Cytoplasmic FAS is threonine phosphorylated with feeding or insulin treatment. (A) FAS threonine phosphorylation in response to feeding in mouse liver. FAS was immunoprecipitated from cytoplasmic and membrane fractions and analyzed for phosphothreonine by western blotting. Mice were fed ad lib (fed) or fasted for 18 h (fasted). Representative blots are shown. Data are averages of two independent experiments. *P ≤ 0.05. (B) FAS threonine phosphorylation in response to insulin in Hepa1-6 cells. FAS was immunoprecipitated from Hepa1-6 cytoplasmic and membrane fractions and analyzed for phosphothreonine by western blotting. Cells were cultured in 0.5% FBS media for 4 h prior to harvest (starved) or in 0.5% FBS media for 4 h, then treated with 1 nM insulin in 10% FBS media for 15 min (refed/insulin). Representative blots are shown. Data are averages of two independent experiments. *P ≤ 0.05.
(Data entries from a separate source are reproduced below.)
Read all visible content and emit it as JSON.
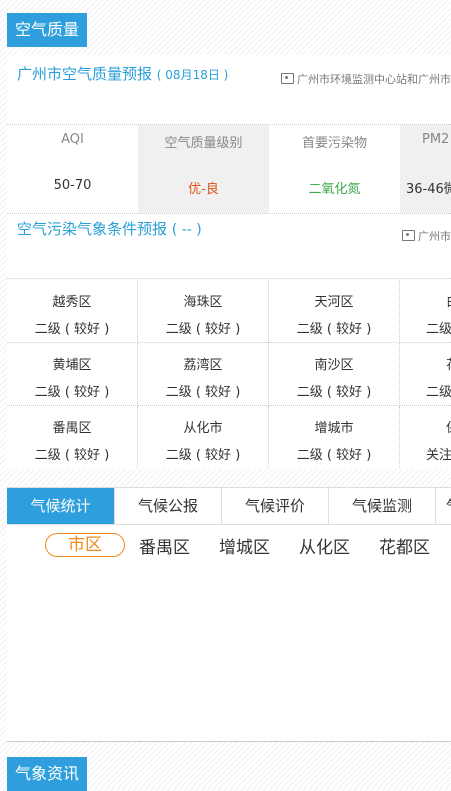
{
  "air_section": {
    "tag": "空气质量"
  },
  "forecast": {
    "city_title": "广州市空气质量预报",
    "date": "( 08月18日 )",
    "source": "广州市环境监测中心站和广州市",
    "columns": [
      {
        "header": "AQI",
        "value": "50-70"
      },
      {
        "header": "空气质量级别",
        "value": "优-良"
      },
      {
        "header": "首要污染物",
        "value": "二氧化氮"
      },
      {
        "header": "PM2",
        "value": "36-46微"
      }
    ]
  },
  "meteo": {
    "title": "空气污染气象条件预报",
    "date": "( -- )",
    "source": "广州市"
  },
  "districts": [
    {
      "name": "越秀区",
      "grade": "二级 ( 较好 )"
    },
    {
      "name": "海珠区",
      "grade": "二级 ( 较好 )"
    },
    {
      "name": "天河区",
      "grade": "二级 ( 较好 )"
    },
    {
      "name": "白",
      "grade": "二级"
    },
    {
      "name": "黄埔区",
      "grade": "二级 ( 较好 )"
    },
    {
      "name": "荔湾区",
      "grade": "二级 ( 较好 )"
    },
    {
      "name": "南沙区",
      "grade": "二级 ( 较好 )"
    },
    {
      "name": "花",
      "grade": "二级"
    },
    {
      "name": "番禺区",
      "grade": "二级 ( 较好 )"
    },
    {
      "name": "从化市",
      "grade": "二级 ( 较好 )"
    },
    {
      "name": "增城市",
      "grade": "二级 ( 较好 )"
    },
    {
      "name": "保",
      "grade": "关注"
    }
  ],
  "climate": {
    "tabs": [
      "气候统计",
      "气候公报",
      "气候评价",
      "气候监测",
      "气"
    ],
    "subtabs": [
      "市区",
      "番禺区",
      "增城区",
      "从化区",
      "花都区"
    ]
  },
  "news_section": {
    "tag": "气象资讯"
  },
  "colors": {
    "accent": "#2e9fdc",
    "good": "#e0531c",
    "pollutant": "#3fa94d",
    "active_sub": "#f08a1c"
  }
}
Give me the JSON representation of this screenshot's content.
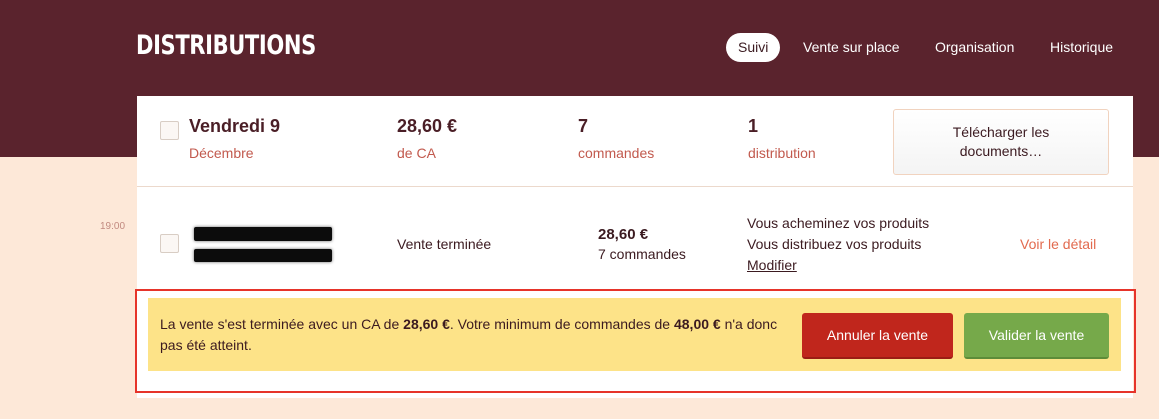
{
  "header": {
    "title": "DISTRIBUTIONS",
    "nav": [
      {
        "label": "Suivi",
        "active": true
      },
      {
        "label": "Vente sur place",
        "active": false
      },
      {
        "label": "Organisation",
        "active": false
      },
      {
        "label": "Historique",
        "active": false
      }
    ]
  },
  "summary": {
    "day": "Vendredi 9",
    "month": "Décembre",
    "revenue": "28,60 €",
    "revenue_label": "de CA",
    "orders_count": "7",
    "orders_label": "commandes",
    "distribution_count": "1",
    "distribution_label": "distribution",
    "download_button": "Télécharger les documents…"
  },
  "sale": {
    "time": "19:00",
    "status": "Vente terminée",
    "amount": "28,60 €",
    "orders": "7 commandes",
    "delivery_line1": "Vous acheminez vos produits",
    "delivery_line2": "Vous distribuez vos produits",
    "modify_link": "Modifier",
    "detail_link": "Voir le détail"
  },
  "alert": {
    "text_part1": "La vente s'est terminée avec un CA de ",
    "amount": "28,60 €",
    "text_part2": ". Votre minimum de commandes de ",
    "minimum": "48,00 €",
    "text_part3": " n'a donc pas été atteint.",
    "cancel_button": "Annuler la vente",
    "validate_button": "Valider la vente"
  },
  "colors": {
    "header_bg": "#5a232d",
    "page_bg": "#fde8d8",
    "accent_text": "#c25a4e",
    "link": "#e26a4e",
    "alert_bg": "#fde388",
    "cancel": "#c0261c",
    "validate": "#76a94a",
    "highlight": "#e6342a"
  }
}
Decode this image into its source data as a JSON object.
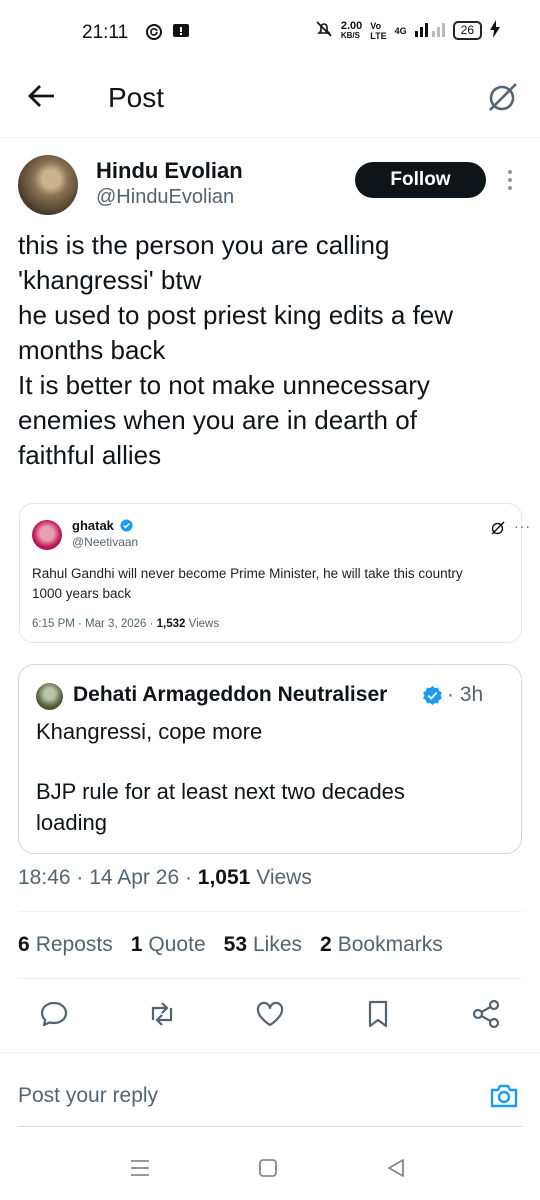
{
  "status_bar": {
    "time": "21:11",
    "net_speed_top": "2.00",
    "net_speed_bottom": "KB/S",
    "volte_top": "Vo",
    "volte_bottom": "LTE",
    "network": "4G",
    "battery": "26"
  },
  "header": {
    "title": "Post"
  },
  "post": {
    "author_name": "Hindu Evolian",
    "author_handle": "@HinduEvolian",
    "follow_label": "Follow",
    "text_lines": [
      "this is the person you are calling",
      "'khangressi' btw",
      "he used to post priest king edits a few",
      "months back",
      "It is better to not make unnecessary",
      "enemies when you are in dearth of",
      "faithful allies"
    ],
    "timestamp": "18:46 · 14 Apr 26 · ",
    "views_count": "1,051",
    "views_label": " Views"
  },
  "embedded_card": {
    "name": "ghatak",
    "handle": "@Neetivaan",
    "text_lines": [
      "Rahul Gandhi will never become Prime Minister, he will take this country",
      "1000 years back"
    ],
    "meta": "6:15 PM · Mar 3, 2026 · ",
    "views_count": "1,532",
    "views_label": " Views",
    "dots": "···"
  },
  "quote_tweet": {
    "name": "Dehati Armageddon Neutraliser",
    "time": "· 3h",
    "lines": [
      "Khangressi, cope more",
      "BJP rule for at least next two decades",
      "loading"
    ]
  },
  "stats": [
    {
      "count": "6",
      "label": "Reposts"
    },
    {
      "count": "1",
      "label": "Quote"
    },
    {
      "count": "53",
      "label": "Likes"
    },
    {
      "count": "2",
      "label": "Bookmarks"
    }
  ],
  "reply": {
    "placeholder": "Post your reply"
  },
  "colors": {
    "accent": "#1d9bf0",
    "text": "#0f1419",
    "secondary": "#536471"
  }
}
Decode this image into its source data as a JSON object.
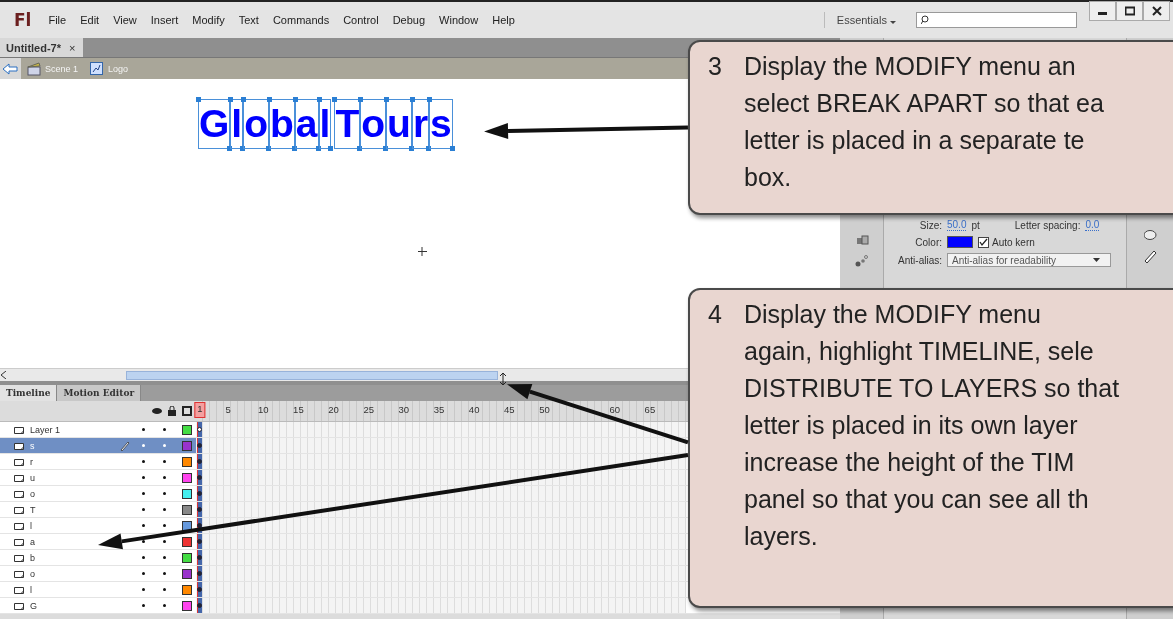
{
  "menubar": {
    "logo": "Fl",
    "menus": [
      "File",
      "Edit",
      "View",
      "Insert",
      "Modify",
      "Text",
      "Commands",
      "Control",
      "Debug",
      "Window",
      "Help"
    ],
    "workspace": "Essentials"
  },
  "document_tab": {
    "title": "Untitled-7*",
    "close": "×"
  },
  "breadcrumb": [
    {
      "kind": "scene",
      "label": "Scene 1"
    },
    {
      "kind": "symbol",
      "label": "Logo"
    }
  ],
  "stage": {
    "words": [
      [
        "G",
        "l",
        "o",
        "b",
        "a",
        "l"
      ],
      [
        "T",
        "o",
        "u",
        "r",
        "s"
      ]
    ]
  },
  "timeline": {
    "tabs": [
      {
        "label": "Timeline",
        "selected": true
      },
      {
        "label": "Motion Editor",
        "selected": false
      }
    ],
    "frame_labels": [
      "1",
      "5",
      "10",
      "15",
      "20",
      "25",
      "30",
      "35",
      "40",
      "45",
      "50",
      "60",
      "65"
    ],
    "layers": [
      {
        "name": "Layer 1",
        "selected": false,
        "color": "#44dd44",
        "keyframe_filled": false
      },
      {
        "name": "s",
        "selected": true,
        "color": "#9933cc",
        "keyframe_filled": true
      },
      {
        "name": "r",
        "selected": false,
        "color": "#ff8800",
        "keyframe_filled": true
      },
      {
        "name": "u",
        "selected": false,
        "color": "#ff44ee",
        "keyframe_filled": true
      },
      {
        "name": "o",
        "selected": false,
        "color": "#44eeee",
        "keyframe_filled": true
      },
      {
        "name": "T",
        "selected": false,
        "color": "#888888",
        "keyframe_filled": true
      },
      {
        "name": "l",
        "selected": false,
        "color": "#6699dd",
        "keyframe_filled": true
      },
      {
        "name": "a",
        "selected": false,
        "color": "#ee3333",
        "keyframe_filled": true
      },
      {
        "name": "b",
        "selected": false,
        "color": "#44dd44",
        "keyframe_filled": true
      },
      {
        "name": "o",
        "selected": false,
        "color": "#9933cc",
        "keyframe_filled": true
      },
      {
        "name": "l",
        "selected": false,
        "color": "#ff8800",
        "keyframe_filled": true
      },
      {
        "name": "G",
        "selected": false,
        "color": "#ff44ee",
        "keyframe_filled": true
      }
    ]
  },
  "properties": {
    "size_label": "Size:",
    "size_value": "50.0",
    "size_unit": "pt",
    "spacing_label": "Letter spacing:",
    "spacing_value": "0.0",
    "color_label": "Color:",
    "auto_kern": {
      "label": "Auto kern",
      "checked": true
    },
    "anti_alias_label": "Anti-alias:",
    "anti_alias_value": "Anti-alias for readability"
  },
  "callouts": [
    {
      "number": "3",
      "lines": [
        "Display the MODIFY menu an",
        "select BREAK APART so that ea",
        "letter is placed in a separate te",
        "box."
      ]
    },
    {
      "number": "4",
      "lines": [
        "Display the MODIFY menu",
        "again, highlight TIMELINE, sele",
        "DISTRIBUTE TO LAYERS so that",
        "letter is placed in its own layer",
        "increase the height of the TIM",
        "panel so that you can see all th",
        "layers."
      ]
    }
  ]
}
Analysis of FAS protein from unfractionated mouse liver by mass spectrometry revealed only a single peptide that was threonine phosphorylated. This modification was detected at two residues, Thr-1029 and Thr-1033 (a representative spectrum is shown in Fig. 5A). When liver FAS was separated into cytoplasmic and membrane-associated fractions and subjected to the same analysis, the phosphorylated peptide was found predominantly in the cytoplasm (Fig. 5B) despite similar total amounts of the peptide in both fractions (data not shown). These results suggest that the phosphorylated FAS species detected in the cytoplasm with feeding or insulin (Fig. 4A, B) is modified at Thr-1029 and Thr-1033.
Fig. 5.
Phosphorylation of cytoplasmic FAS at the dehydratase domain catalytic site controls downstream PPARα target gene expression. (A) Representative spectrum of the FAS P-T1029/P-T1033 phosphopeptide from wild-type mouse liver. (B) Distribution of P-T1029/P-T1033 phosphopeptides identified by mass spectrometry in cytoplasm and membrane fractions of mouse liver. Although the proportion of phosphorylation differed based on fraction, peptide abundances (phosphorylated + nonphosphorylated) were similar for the membrane and cytoplasm fractions (not shown). (C) Position of P-T1029 and P-T1033 amino acid residues in relation to the FAS dehydratase domain active site residues. D1032 is one of two dehydratase domain catalytic residues in FAS. (D) Sequence alignment of the FAS putative phospho-amino acids and dehydratase domain active sites in several species. (E) FAS phosphosite mutants in human FAS. (F) RT-PCR analyses of PPARα target gene expression in Hepa1-6 cells expressing wild-type or S1028A mutant FAS. Endogenous FAS was knocked down using lentiviral shRNA for murine FAS. Wild-type or mutant human FAS was expressed using retroviruses. Data are averages of three independent experiments. *P ≤ 0.05. (G) RT-PCR analyses of PPARα target gene expression in Hepa1-6 cells expressing wild-type or T1032A mutant FAS. Assay performed as in (F). Data are averages of three independent experiments. (H) RT-PCR analyses of PPARα target gene expression in Hepa1-6 cells expressing wild-type or S1028A/T1032A mutant FAS. Assay performed as in (F). Data are averages of three independent experiments. *P ≤ 0.05. (I) PPRE-luciferase activity in Hepa1-6 cells expressing wild-type or S1028A/T1032A mutant FAS. Wild-type or mutant human FAS was expressed using retroviruses. Endogenous FAS was knocked down using lentiviral shRNA for murine FAS. Cells were cotransfected with plasmids encoding 3× PPRE-firefly luciferase and Renilla luciferase. PPRE-luciferase activity is reported as the ratio of firefly/Renilla luciferase luminescence. N = 3–6/group. ***P ≤ 0.0005.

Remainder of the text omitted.